KATHMANDU (Reuters) - Police in Nepal shot and injured at least three protesters on Monday a day after the Himalayan nation adopted its first democratic constitution, dashing hopes that the historic event would put a stop to weeks of bloodshed in which some 40 people have died.
The demonstrators were in critical condition after police opened fire on an anti-constitution protest in the city of Biratnagar with blanks, rubber bullets and possibly live rounds, said Pramod Kharel, a deputy police superintendent in the Morang district of southern Nepal. A police officer was also wounded by protesters throwing stones, he said.
Nepal’s new constitution was promulgated on Sunday despite fierce opposition from minority groups in the southern plains whose homeland provinces will be split up under the charter.

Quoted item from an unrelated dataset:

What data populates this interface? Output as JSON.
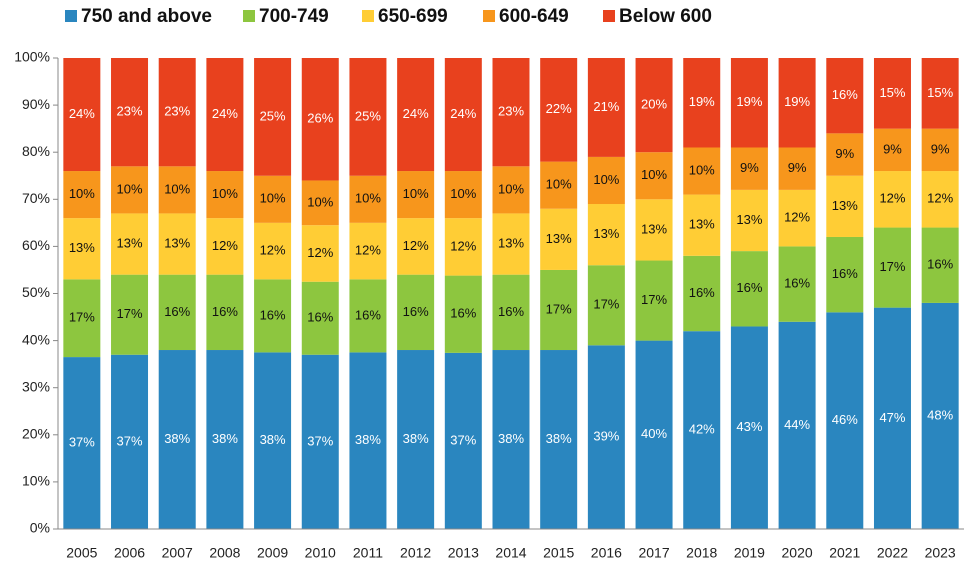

The violence has heightened tensions with neighboring India, which had called for the new charter to be more inclusive of ethnic groups near its borders, where much of the violence has been focused.

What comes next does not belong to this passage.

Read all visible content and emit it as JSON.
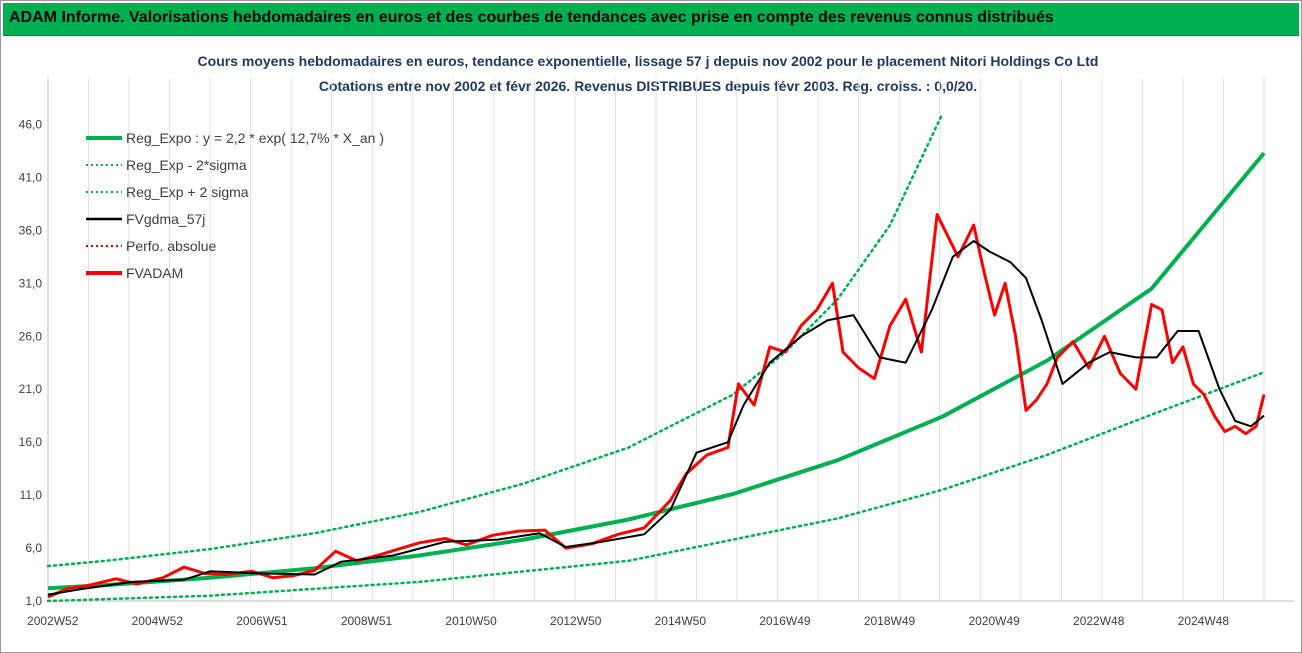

New Delhi offered its “best wishes to the people of Nepal” on Sunday, but stopped short of congratulations on the new constitution.
“India has supported a federal, democratic, republican and inclusive Constitution,” the Foreign Ministry said, adding curtly: “We note the promulgation today of a Constitution.”
India also said it was concerned about the continuing violence in border regions.
Maoist party chairman Pushpa Kamal Dahal on Monday told a rally in Kathmandu to celebrate the constitution: “We want friendship with India, not to be its ‘Yes Man’,” according to local media.
Nepal’s government says an imperfect document is better than nothing, and it can be amended to reflect the aspirations of dissenting groups.
Politicians had squabbled for seven years over the charter, but were finally galvanized to finish it by two earthquakes that killed more than 9,000 people in Nepal this year.
It creates seven states in a federal system, but is opposed by groups who want to re-establish Nepal as a Hindu nation, and others who feel it is unfavorable to people in the plains.
Celebrations were held around the country on Monday, including in Biratnagar, scene of the protests earlier in the day. A heavy security presence remained in some places, with a curfew in one district that saw clashes on Sunday.
A top aide to Prime Minister Sushil Koirala stepped down after writing an article last week that suggested India was meddling in Nepal’s affairs.
“Given that the prime minister came under a lot of pressure from some external sources regarding this article, I decided that it would be easier for (him) if I stepped down,” Prateek Pradhan told Reuters.
Nepal’s other large neighbor, China, has welcomed the new constitution.